この友人は私の同期なのですが、この1年、彼女がいて良かったなと感じることがすごく良くあって、この時も曇っていた視界にひゅっと風を吹かせてくれたように感じました。

私にとって“このままの自分で一生、生きていくことが怖い”という心の不安に対する答えは見つかっていなかったから、誰かに話しても無駄だろうと思っていたのですが、この時ばかりは、自分の中に答えが見つからない場合は、誰かが答えを持っていることもあるのだなと心の底から思い、拙くても言葉にしてみて良かったなと思うことができました。

この時はこうして言葉に出来たけれど、言い止まっていたらどうなっていたんだろうと思うのです。誰かに言いたかった言葉を自分の中にずっと留めておくのは、正直辛く、長い時間をかけなければ消化することはできない。

でも私は今までずっとそれをやってきた気がします。
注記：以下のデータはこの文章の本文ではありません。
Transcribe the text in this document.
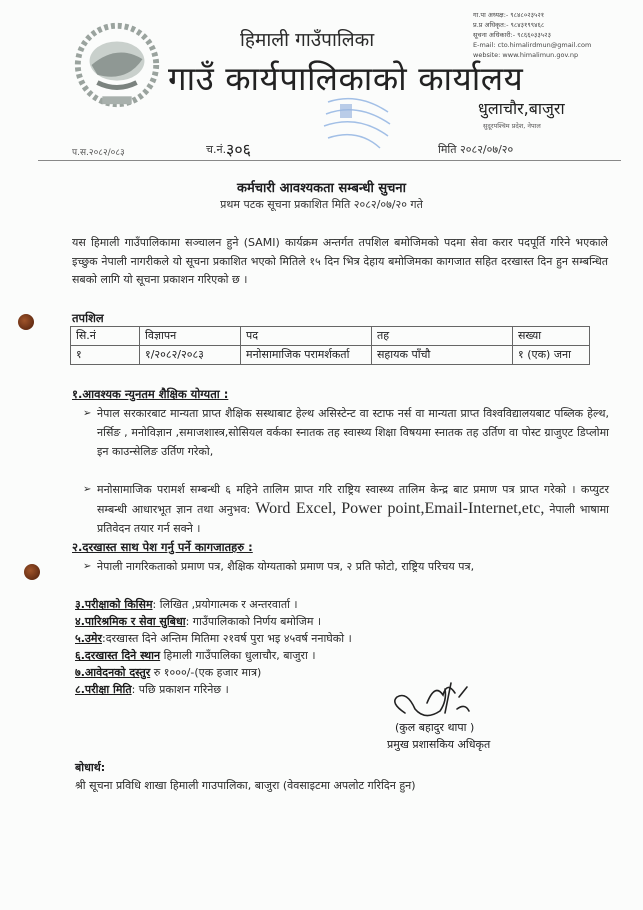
हिमाली गाउँपालिका
गाउँ कार्यपालिकाको कार्यालय
गा.पा अध्यक्ष:- ९८४८०२३५२१
प्र.प्र अधिकृत:- ९८४३१९९४६८
सूचना अधिकारी:- ९८६६०३३५२३
E-mail: cto.himalirdmun@gmail.com
website: www.himalimun.gov.np
धुलाचौर,बाजुरा
सुदूरपश्चिम प्रदेश, नेपाल
प.स.२०८२/०८३	च.नं. ३०६	मिति २०८२/०७/२०
कर्मचारी आवश्यकता सम्बन्धी सुचना
प्रथम पटक सूचना प्रकाशित मिति २०८२/०७/२० गते
यस हिमाली गाउँपालिकामा सञ्चालन हुने (SAMI) कार्यक्रम अन्तर्गत तपशिल बमोजिमको पदमा सेवा करार पदपूर्ति गरिने भएकाले इच्छुक नेपाली नागरीकले यो सूचना प्रकाशित भएको मितिले १५ दिन भित्र देहाय बमोजिमका कागजात सहित दरखास्त दिन हुन सम्बन्धित सबको लागि यो सूचना प्रकाशन गरिएको छ ।
तपशिल
सि.नं	विज्ञापन	पद	तह	सख्या
१	१/२०८२/२०८३	मनोसामाजिक परामर्शकर्ता	सहायक पाँचौ	१ (एक) जना
१.आवश्यक न्युनतम शैक्षिक योग्यता :
➢ नेपाल सरकारबाट मान्यता प्राप्त शैक्षिक सस्थाबाट हेल्थ असिस्टेन्ट वा स्टाफ नर्स वा मान्यता प्राप्त विश्वविद्यालयबाट पब्लिक हेल्थ, नर्सिङ , मनोविज्ञान ,समाजशास्त्र,सोसियल वर्कका स्नातक तह स्वास्थ्य शिक्षा विषयमा स्नातक तह उर्तिण वा पोस्ट ग्राजुएट डिप्लोमा इन काउन्सेलिङ उर्तिण गरेको,
➢ मनोसामाजिक परामर्श सम्बन्धी ६ महिने तालिम प्राप्त गरि राष्ट्रिय स्वास्थ्य तालिम केन्द्र बाट प्रमाण पत्र प्राप्त गरेको । कप्युटर सम्बन्धी आधारभूत ज्ञान तथा अनुभव: Word Excel, Power point,Email-Internet,etc, नेपाली भाषामा प्रतिवेदन तयार गर्न सक्ने ।
२.दरखास्त साथ पेश गर्नु पर्ने कागजातहरु :
➢ नेपाली नागरिकताको प्रमाण पत्र, शैक्षिक योग्यताको प्रमाण पत्र, २ प्रति फोटो, राष्ट्रिय परिचय पत्र,
३.परीक्षाको किसिम: लिखित ,प्रयोगात्मक र अन्तरवार्ता ।
४.पारिश्रमिक र सेवा सुबिधा: गाउँपालिकाको निर्णय बमोजिम ।
५.उमेर:दरखास्त दिने अन्तिम मितिमा २१वर्ष पुरा भइ ४५वर्ष ननाघेको ।
६.दरखास्त दिने स्थान हिमाली गाउँपालिका धुलाचौर, बाजुरा ।
७.आवेदनको दस्तुर रु १०००/-(एक हजार मात्र)
८.परीक्षा मिति: पछि प्रकाशन गरिनेछ ।
(कुल बहादुर थापा )
प्रमुख प्रशासकिय अधिकृत
बोधार्थ:
श्री सूचना प्रविधि शाखा हिमाली गाउपालिका, बाजुरा (वेवसाइटमा अपलोट गरिदिन हुन)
否定されることが本当に嫌いだから、本音を言うことができずに、言わなければいけないこともずっと秘めてきていた。

けれど同期の彼女のように、否定するでもなくかといって全面肯定するでもなく、まっすぐに言葉を述べてくれる人もいることに最近、やっと気付くことが出来て、生きることが楽になって来つつある。

言わなかったことは、根っこがどんどん腐っていく。言えた言葉は綺麗じゃなくても、なにかしらの花を咲かせることだろう。

前までは腐らせることが1番良いと思っていたけれど、腐った根がどんどん溜まっていくと、花が咲く土壌ではなくなっていく。そうなってしまった時、また花が咲くような土壌を作るには、土をひっくり返し、腐った根を全てどかさなければいけない。

1つ1つの根を腐らせることは大したことではないかもしれない。ただ大量に腐った根を自分の手で取り除く時、本当に辛いのはその時だ。